Je n’ai malheureusement pas pu découvrir pour cette série Laura Hecquet et Audric Bezard mais j’ai pu à la dernière minute obtenir une place qui m’a permis de voir deux sujets, Hannah O’ Neill, que je ne connaissais pas du tout et Yannick Bittencourt.
Si les deux sujets ont largement dépassé mes attentes, pour le reste de la soirée, j’ai eu l’impression d’un fabuleux gâchis pour différentes raisons que voici :
1) tempi trop rapides; le corps de ballet court SANS ARRÊT après la musique; tout semble soit survitaminé, soit bâclé, personne n'a le temps de s'installer dans la danse. Il y a une telle effervescence sur le plateau et dans la fosse d’orchestre que le spectateur a l’impression d’assister à l’entrainement du marathon de Paris de ce week-end : épuisant
2) Les costumes, refaits, sont vraiment affreux.... ils n'étaient déjà pas merveilleux à la création, mais là toute l’harmonie des tons pastels est effacée au profit de chocs de couleurs plus criardes ; là où des parmes côtoyaient des safrans, des violets francs se heurtent à des orangés de mauvais goût
3) Les quatre petits cygnes de ce soir n’allaient vraiment pas ensemble ; on aurait dit les Daltons, rangés par ordre décroissant, et leur technique donnait l’impression qu’ils peinaient douloureusement dans chaque pas : un groupe de gnomes en goguette partis cueillir des champignons.

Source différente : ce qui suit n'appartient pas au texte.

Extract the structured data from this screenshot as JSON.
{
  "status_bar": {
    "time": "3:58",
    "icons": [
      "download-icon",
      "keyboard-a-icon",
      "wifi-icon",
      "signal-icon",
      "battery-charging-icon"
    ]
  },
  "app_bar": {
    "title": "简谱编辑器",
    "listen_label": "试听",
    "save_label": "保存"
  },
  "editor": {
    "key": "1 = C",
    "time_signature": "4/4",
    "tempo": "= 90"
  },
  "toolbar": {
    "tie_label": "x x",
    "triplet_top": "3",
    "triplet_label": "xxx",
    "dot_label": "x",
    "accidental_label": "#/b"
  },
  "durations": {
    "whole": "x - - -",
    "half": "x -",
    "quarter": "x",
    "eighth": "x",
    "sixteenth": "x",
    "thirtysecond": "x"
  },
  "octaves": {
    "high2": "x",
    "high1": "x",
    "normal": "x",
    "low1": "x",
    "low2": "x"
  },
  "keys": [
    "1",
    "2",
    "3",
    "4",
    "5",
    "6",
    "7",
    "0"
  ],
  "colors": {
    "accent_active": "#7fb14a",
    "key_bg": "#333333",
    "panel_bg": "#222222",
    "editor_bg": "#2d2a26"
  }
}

4) Horrible trio au premier acte – je ne mets pas les noms parce que ma volonté n’est pas d’être blessante mais de livrer tel quel mon ressenti : l'une des danseuses ne sait pas tenir ses bras, ils volent dans tous les sens, l'autre ne sait pas tenir sa tête : ses mouvements de cou manquent cruellement d'élégance, on dirait un gallinacé qui se réjouit par avance du festin de limaces qu’il va faire.
Alors, oui, la première a du ballon et le montre : elle saute comme une chèvre, mais tout cela n’est pas très gracieux…. J’ai revu ce trio dansé en 1997 par Bart, Letestu et Averty sur youtube, c’est quand même d’un autre niveau….

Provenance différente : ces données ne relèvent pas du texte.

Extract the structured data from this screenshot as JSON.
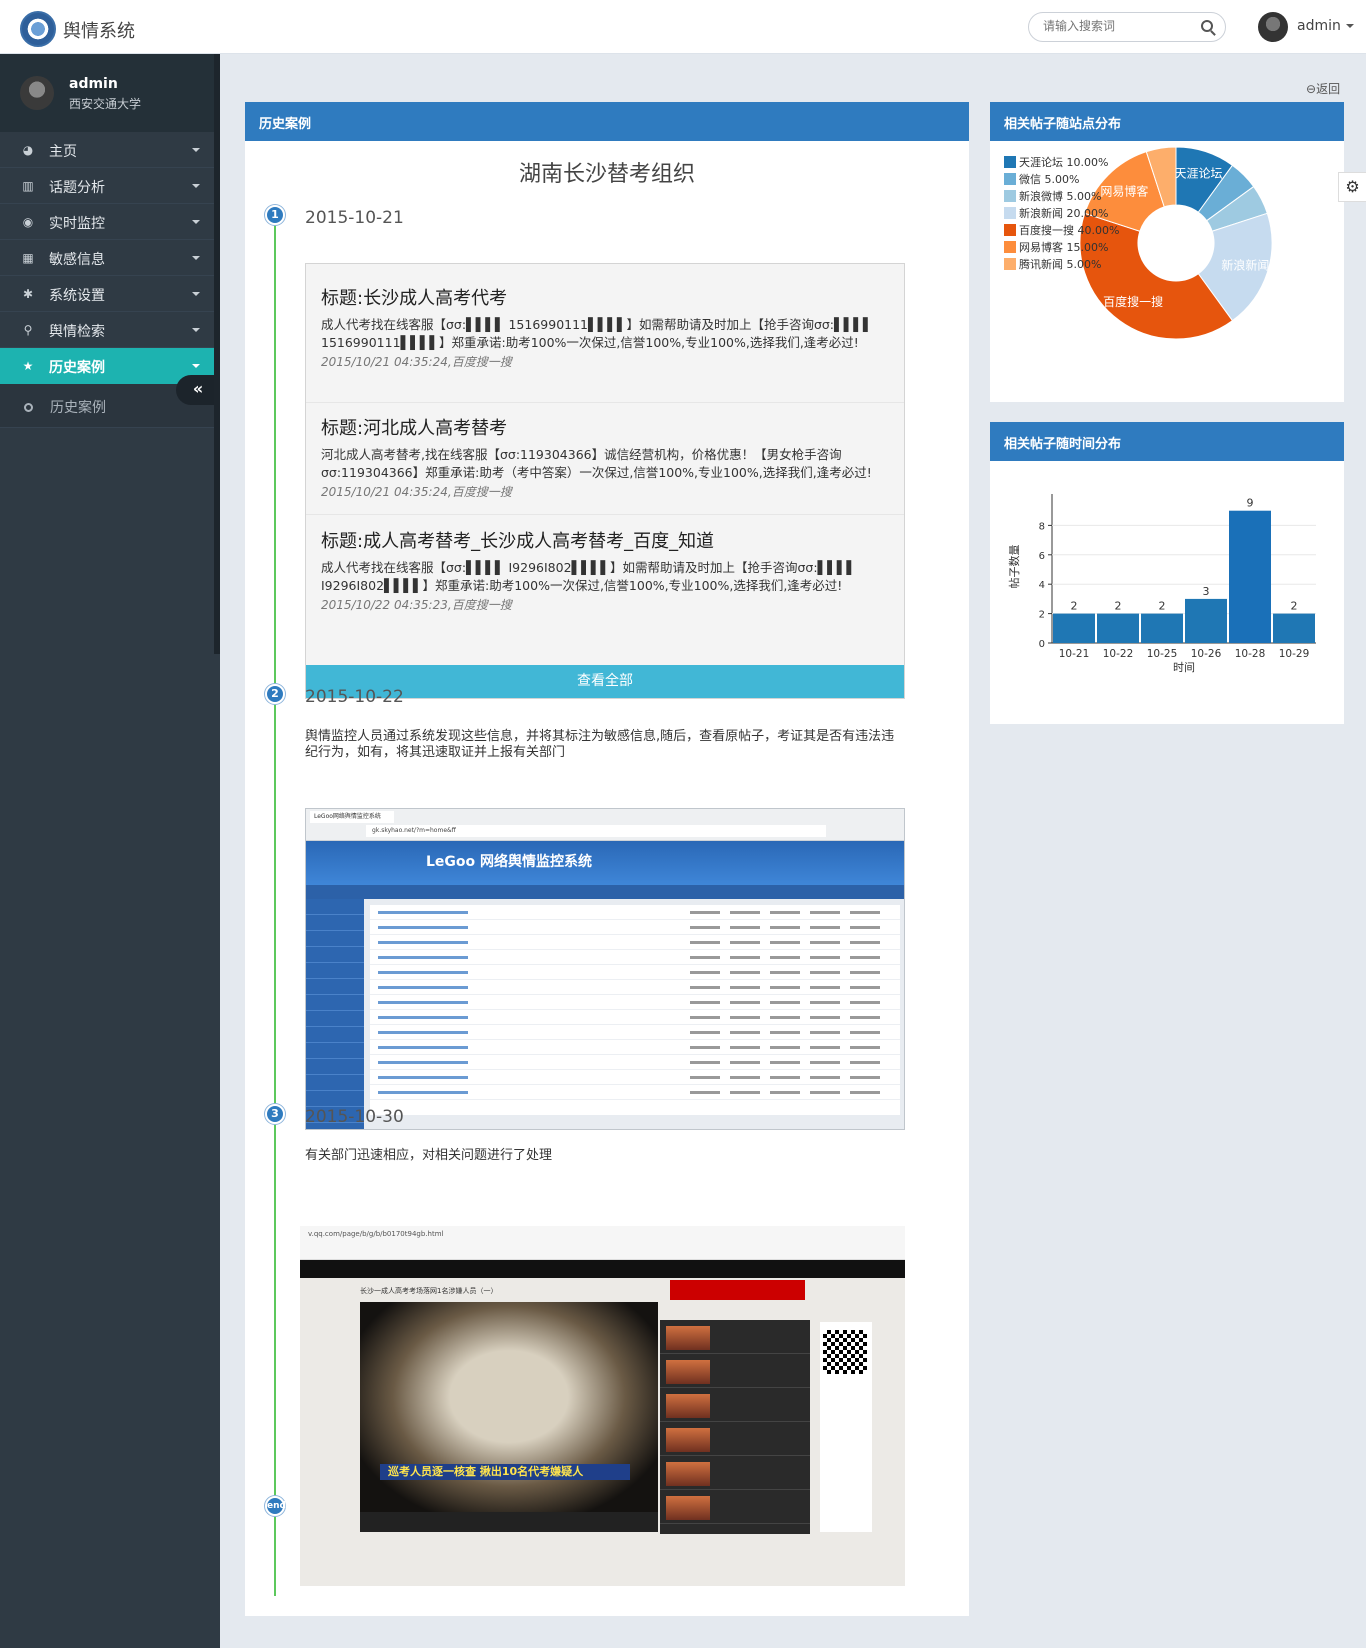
{
  "header": {
    "brand": "舆情系统",
    "search_placeholder": "请输入搜索词",
    "user": "admin"
  },
  "sidebar": {
    "profile": {
      "name": "admin",
      "org": "西安交通大学"
    },
    "items": [
      {
        "label": "主页",
        "icon": "dashboard-icon"
      },
      {
        "label": "话题分析",
        "icon": "bar-chart-icon"
      },
      {
        "label": "实时监控",
        "icon": "eye-icon"
      },
      {
        "label": "敏感信息",
        "icon": "table-icon"
      },
      {
        "label": "系统设置",
        "icon": "gear-icon"
      },
      {
        "label": "舆情检索",
        "icon": "search-icon"
      },
      {
        "label": "历史案例",
        "icon": "star-icon",
        "active": true
      }
    ],
    "subitem": "历史案例",
    "collapse_label": "«"
  },
  "back_label": "返回",
  "main": {
    "panel_title": "历史案例",
    "case_title": "湖南长沙替考组织",
    "timeline": [
      {
        "num": "1",
        "date": "2015-10-21"
      },
      {
        "num": "2",
        "date": "2015-10-22",
        "text": "舆情监控人员通过系统发现这些信息，并将其标注为敏感信息,随后，查看原帖子，考证其是否有违法违纪行为，如有，将其迅速取证并上报有关部门"
      },
      {
        "num": "3",
        "date": "2015-10-30",
        "text": "有关部门迅速相应，对相关问题进行了处理"
      },
      {
        "num": "end"
      }
    ],
    "posts": [
      {
        "title": "标题:长沙成人高考代考",
        "body": "成人代考找在线客服【σσ:▌▌▌▌ 1516990111▌▌▌▌】如需帮助请及时加上【抢手咨询σσ:▌▌▌▌ 1516990111▌▌▌▌】郑重承诺:助考100%一次保过,信誉100%,专业100%,选择我们,逢考必过!",
        "meta": "2015/10/21 04:35:24,百度搜一搜"
      },
      {
        "title": "标题:河北成人高考替考",
        "body": "河北成人高考替考,找在线客服【σσ:119304366】诚信经营机构，价格优惠！【男女枪手咨询σσ:119304366】郑重承诺:助考（考中答案）一次保过,信誉100%,专业100%,选择我们,逢考必过!",
        "meta": "2015/10/21 04:35:24,百度搜一搜"
      },
      {
        "title": "标题:成人高考替考_长沙成人高考替考_百度_知道",
        "body": "成人代考找在线客服【σσ:▌▌▌▌ I9296I802▌▌▌▌】如需帮助请及时加上【抢手咨询σσ:▌▌▌▌ I9296I802▌▌▌▌】郑重承诺:助考100%一次保过,信誉100%,专业100%,选择我们,逢考必过!",
        "meta": "2015/10/22 04:35:23,百度搜一搜"
      }
    ],
    "view_all": "查看全部",
    "shot1": {
      "tab": "LeGoo网络舆情监控系统",
      "url": "gk.skyhao.net/?m=home&ff",
      "title": "LeGoo 网络舆情监控系统"
    },
    "shot2": {
      "url": "v.qq.com/page/b/g/b/b0170t94gb.html",
      "title": "长沙一成人高考考场落网1名涉嫌人员（一）",
      "caption": "巡考人员逐一核查 揪出10名代考嫌疑人"
    }
  },
  "pie_panel": {
    "title": "相关帖子随站点分布",
    "chart_data": {
      "type": "pie",
      "title": "",
      "categories": [
        "天涯论坛",
        "微信",
        "新浪微博",
        "新浪新闻",
        "百度搜一搜",
        "网易博客",
        "腾讯新闻"
      ],
      "values": [
        10,
        5,
        5,
        20,
        40,
        15,
        5
      ],
      "value_labels": [
        "10.00%",
        "5.00%",
        "5.00%",
        "20.00%",
        "40.00%",
        "15.00%",
        "5.00%"
      ],
      "slice_labels": [
        "天涯论坛",
        "",
        "",
        "新浪新闻",
        "百度搜一搜",
        "网易博客",
        ""
      ],
      "colors": [
        "#1f77b4",
        "#6aaed6",
        "#9ecae1",
        "#c6dbef",
        "#e6550d",
        "#fd8d3c",
        "#fdae6b"
      ],
      "donut": true,
      "legend": "left"
    }
  },
  "bar_panel": {
    "title": "相关帖子随时间分布",
    "chart_data": {
      "type": "bar",
      "title": "",
      "categories": [
        "10-21",
        "10-22",
        "10-25",
        "10-26",
        "10-28",
        "10-29"
      ],
      "values": [
        2,
        2,
        2,
        3,
        9,
        2
      ],
      "highlight_index": 4,
      "xlabel": "时间",
      "ylabel": "帖子数量",
      "yticks": [
        0,
        2,
        4,
        6,
        8
      ],
      "ylim": [
        0,
        10
      ],
      "colors": {
        "bar": "#1f77b4",
        "highlight": "#1a70b8"
      }
    }
  }
}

5) Paquette a revu sa conception de Rothbart, il en fait une caricature : il n’est plus un précepteur machiavélique qui manie le chaud et le froid mais un personnage violent, cruel, brutal avec le jeune prince. Cela manque de finesse ; il fait claquer sa cape sans arrêt, il est frénétique, et son interprétation est toute d’une pièce.

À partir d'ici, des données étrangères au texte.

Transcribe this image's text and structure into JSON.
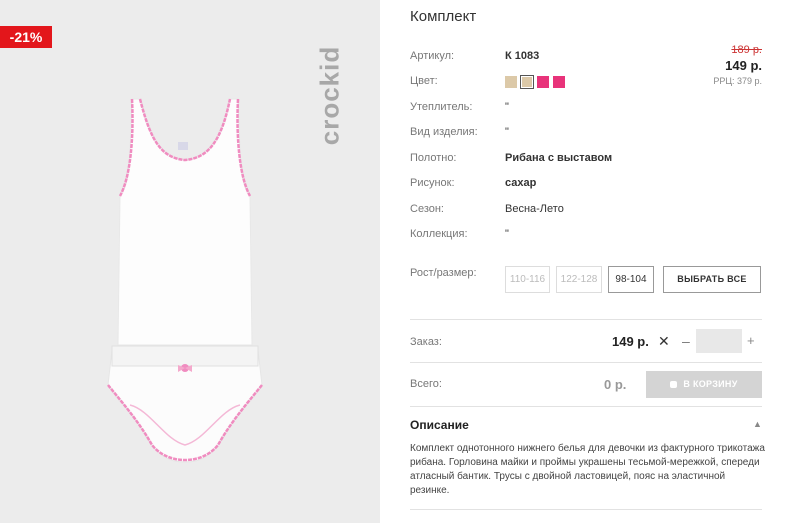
{
  "product": {
    "discount_badge": "-21%",
    "brand_watermark": "crockid",
    "title": "Комплект"
  },
  "specs": [
    {
      "label": "Артикул:",
      "value": "К 1083",
      "bold": true
    },
    {
      "label": "Цвет:",
      "value": ""
    },
    {
      "label": "Утеплитель:",
      "value": "\""
    },
    {
      "label": "Вид изделия:",
      "value": "\""
    },
    {
      "label": "Полотно:",
      "value": "Рибана с выставом",
      "bold": true
    },
    {
      "label": "Рисунок:",
      "value": "сахар",
      "bold": true
    },
    {
      "label": "Сезон:",
      "value": "Весна-Лето"
    },
    {
      "label": "Коллекция:",
      "value": "\""
    }
  ],
  "pricing": {
    "old_price": "189 р.",
    "price": "149 р.",
    "rrc": "РРЦ: 379 р."
  },
  "colors": [
    {
      "hex": "#dcc9a8",
      "selected": false
    },
    {
      "hex": "#dcc9a8",
      "selected": true
    },
    {
      "hex": "#e8337a",
      "selected": false
    },
    {
      "hex": "#e8337a",
      "selected": false
    }
  ],
  "sizes": {
    "label": "Рост/размер:",
    "options": [
      {
        "label": "110-116",
        "active": false
      },
      {
        "label": "122-128",
        "active": false
      },
      {
        "label": "98-104",
        "active": true
      }
    ],
    "select_all": "ВЫБРАТЬ ВСЕ"
  },
  "order": {
    "label": "Заказ:",
    "price": "149 р.",
    "times": "✕",
    "minus": "–",
    "plus": "+",
    "quantity": ""
  },
  "total": {
    "label": "Всего:",
    "value": "0 р.",
    "cart_button": "В КОРЗИНУ"
  },
  "description": {
    "title": "Описание",
    "text": "Комплект однотонного нижнего белья для девочки из фактурного трикотажа рибана. Горловина майки и проймы украшены тесьмой-мережкой, спереди атласный бантик. Трусы с двойной ластовицей, пояс на эластичной резинке."
  },
  "icons": {
    "caret": "caret-up-icon",
    "cart": "cart-icon"
  },
  "accent": {
    "badge_red": "#e3161b",
    "trim_pink": "#f08cc0"
  }
}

Voulait-il soutenir par une présence forte les deux jeunes sujets ?
Pense-t-il qu’au final Wolfgang est un monstre castrateur ?
Je ne sais pas, mais son double Wolfgang/ Rothbart de 2006 m’avait laissé un souvenir extraordinaire. Là, j’avais presque envie de rire quand, en Rothbart, il ressemble à un petit dragon monté sur ressort sorti tout droit d’un manga prêt à lancer des flammes ! Et pourtant, j’adore ce danseur depuis toujours et j’ai encore son merveilleux Chant de la Terre d’il y a quelques semaines en mémoire.
Certains duos avec le prince sont cependant très beaux et même émouvants, et celui qu’il forme au deuxième acte avec le cygne noir est splendide.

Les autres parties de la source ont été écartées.